Gula merupakan salah satu sumber karbohidrat sebagai penyedia kalori yang tidak memiliki kandungan vitamin dan mineral. Oleh karena itulah banyak yang menghindari gula saat melakukan diet. Sedangkan semua jenis karbohidrat mengandung gula. Pembedaanya, ada dua jenis karbohidrat, yaitu karbohidrat kompleks dan karbohidrat sederhana. Gula, masuk ke dalam jenis karbohidrat sederhana, karena mudah larut dalam air dan langsung diserap tubuh menjadi energi. Sedangkan karbohidrat kompleks terdapat pada beberapa jenis makanan seperti biji-bijian utuh, buah, sayur, kacang-kacangan, gandum utuh, dan lain-lain. Dengan mengkonsumsi karbohidrat kompleks pelepasan gula dalam darah akan stabil. Oleh karena itulah mengapa banyak orang yang menjalankan diet lebih memilih karbohidrat kompleks sebagai bagian dari menu dietnya dan menjauhi gula.

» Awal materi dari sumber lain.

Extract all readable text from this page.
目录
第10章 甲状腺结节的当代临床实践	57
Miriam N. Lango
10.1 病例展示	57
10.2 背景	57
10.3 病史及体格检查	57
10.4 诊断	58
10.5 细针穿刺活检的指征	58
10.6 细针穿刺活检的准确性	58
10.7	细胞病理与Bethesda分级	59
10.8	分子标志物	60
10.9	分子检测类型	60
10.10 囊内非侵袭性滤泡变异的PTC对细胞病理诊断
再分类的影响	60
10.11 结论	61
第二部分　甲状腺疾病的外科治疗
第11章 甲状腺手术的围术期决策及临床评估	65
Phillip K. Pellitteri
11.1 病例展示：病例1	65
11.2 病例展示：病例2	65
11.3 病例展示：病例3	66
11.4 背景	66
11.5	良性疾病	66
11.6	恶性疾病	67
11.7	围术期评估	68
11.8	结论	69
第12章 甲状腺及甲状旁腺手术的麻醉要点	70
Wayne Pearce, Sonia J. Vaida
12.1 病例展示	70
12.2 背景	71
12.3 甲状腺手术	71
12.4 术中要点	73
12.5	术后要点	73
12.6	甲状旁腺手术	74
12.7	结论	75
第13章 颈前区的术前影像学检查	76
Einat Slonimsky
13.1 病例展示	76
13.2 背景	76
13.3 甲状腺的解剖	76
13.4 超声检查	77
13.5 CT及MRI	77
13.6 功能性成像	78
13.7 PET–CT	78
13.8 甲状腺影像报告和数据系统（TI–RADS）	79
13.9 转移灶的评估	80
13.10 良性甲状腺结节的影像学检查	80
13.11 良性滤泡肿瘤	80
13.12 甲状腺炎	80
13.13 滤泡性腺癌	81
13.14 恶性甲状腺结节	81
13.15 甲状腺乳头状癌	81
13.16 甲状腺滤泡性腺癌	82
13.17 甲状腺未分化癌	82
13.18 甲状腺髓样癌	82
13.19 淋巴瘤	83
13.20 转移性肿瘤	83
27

Ada beberapa hal yang harus diperhatikan mengenai kadar konsumsi gula. Sebagai sumber energi, menghilangkan gula sama sekali dalam menu diet sangat tidak disarankan. Jika mengkonsumsi sesuai dengan jumlah yang dibutuhkan dan setara dengan kalori yang digunakan, tidak akan menimbulkan masalah pada bobot tubuh atau masalah kesehatan lainnya. Sedangkan mengkonsumsi gula yang terkandung dalam karbohidrat kompleks, jauh lebih baik karena kaya akan serat yang sangat penting bagi tubuh.

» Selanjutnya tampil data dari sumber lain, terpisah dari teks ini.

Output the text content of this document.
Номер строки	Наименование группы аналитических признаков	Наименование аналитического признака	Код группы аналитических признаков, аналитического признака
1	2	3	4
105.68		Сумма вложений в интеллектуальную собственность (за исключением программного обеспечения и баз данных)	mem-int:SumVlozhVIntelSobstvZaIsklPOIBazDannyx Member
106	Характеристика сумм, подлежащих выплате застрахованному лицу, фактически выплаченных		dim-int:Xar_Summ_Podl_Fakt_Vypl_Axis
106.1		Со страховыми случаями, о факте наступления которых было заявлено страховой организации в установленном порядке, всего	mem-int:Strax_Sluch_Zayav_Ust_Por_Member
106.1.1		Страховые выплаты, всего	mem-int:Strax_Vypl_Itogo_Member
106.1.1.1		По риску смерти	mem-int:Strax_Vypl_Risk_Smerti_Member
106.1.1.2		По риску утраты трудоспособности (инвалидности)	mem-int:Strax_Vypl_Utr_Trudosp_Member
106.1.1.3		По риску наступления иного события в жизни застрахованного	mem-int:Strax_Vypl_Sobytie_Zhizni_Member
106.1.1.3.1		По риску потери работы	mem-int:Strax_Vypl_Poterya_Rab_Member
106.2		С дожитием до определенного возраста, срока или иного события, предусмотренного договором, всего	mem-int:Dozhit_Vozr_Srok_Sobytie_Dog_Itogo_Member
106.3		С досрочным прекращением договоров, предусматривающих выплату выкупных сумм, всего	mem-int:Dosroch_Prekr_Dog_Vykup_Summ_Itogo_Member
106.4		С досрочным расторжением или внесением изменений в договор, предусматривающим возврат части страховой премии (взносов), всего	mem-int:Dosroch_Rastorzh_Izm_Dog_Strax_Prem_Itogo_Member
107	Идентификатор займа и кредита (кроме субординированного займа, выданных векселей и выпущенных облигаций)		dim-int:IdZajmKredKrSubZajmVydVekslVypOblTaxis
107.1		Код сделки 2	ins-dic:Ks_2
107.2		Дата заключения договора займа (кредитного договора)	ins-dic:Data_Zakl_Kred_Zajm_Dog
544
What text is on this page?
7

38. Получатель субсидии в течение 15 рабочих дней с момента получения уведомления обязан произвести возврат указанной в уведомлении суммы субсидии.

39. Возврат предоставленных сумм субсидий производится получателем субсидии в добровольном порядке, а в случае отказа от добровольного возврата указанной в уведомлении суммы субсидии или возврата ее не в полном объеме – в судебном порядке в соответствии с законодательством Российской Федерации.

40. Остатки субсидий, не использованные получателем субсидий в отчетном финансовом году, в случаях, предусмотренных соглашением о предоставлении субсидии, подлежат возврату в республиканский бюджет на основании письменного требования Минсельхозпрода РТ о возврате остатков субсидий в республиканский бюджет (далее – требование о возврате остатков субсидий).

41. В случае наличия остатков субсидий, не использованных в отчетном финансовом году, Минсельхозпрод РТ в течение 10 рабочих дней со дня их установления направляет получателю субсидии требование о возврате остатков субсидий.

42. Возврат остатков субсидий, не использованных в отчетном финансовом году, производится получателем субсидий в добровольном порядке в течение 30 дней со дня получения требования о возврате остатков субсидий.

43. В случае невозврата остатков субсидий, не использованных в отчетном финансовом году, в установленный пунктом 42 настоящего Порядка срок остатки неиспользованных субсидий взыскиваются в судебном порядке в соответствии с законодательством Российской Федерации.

Bagi yang sedang melakukan diet, konsumsilah buah sebelum makan, dengan dua jenis buah untuk dikonsumsi tiga kali sehari. Makan buah sepiring penuh layaknya mencuci usus, yang secara otomatis membuat metabolisme tubuh akan naik. Dengan memakan buah sebelum makan dapat  mengenyangkan perut, sehingga perut telah terisi terlebih dahulu, dan kalori yang akan masuk menjadi lebih sedikit. Sedangkan vitamin dan mineral yang masuk akan membantu proses pengolahan sumber energi yang dimakan. Keuntungan lainnya adalah suasana tubuh menjadi lebih basa, sehingga mengurangi resiko kanker, osteoporosis, dan berbagai penyakit degeneratif lainnya.

Baca Juga:  Cara Menyenangkan Membakar Kalori

Selain itu hindarilah gorengan. Kadar lemak jenuh yang dihasilkan melalui proses penggorengan akan menimbulkan peningkatan kadar kolesterol jahat dalam darah. Kolesterol inilah yang akan memicu penyakit jantung, hipertensi, dan penyakit generatif lainnya. Yang paling penting pula adalah dengan melakukan olahraga. Tidaklah harus dengan pergi ke gym, atau melakukan olahraga yang berat, olahraga ringan seperti joging dan berjalan kaki pun lebih mudah untuk dilakukan. Rutinkan olahraga yang membuat Anda merasa senang dan tidak tertekan karena tuntutan diet.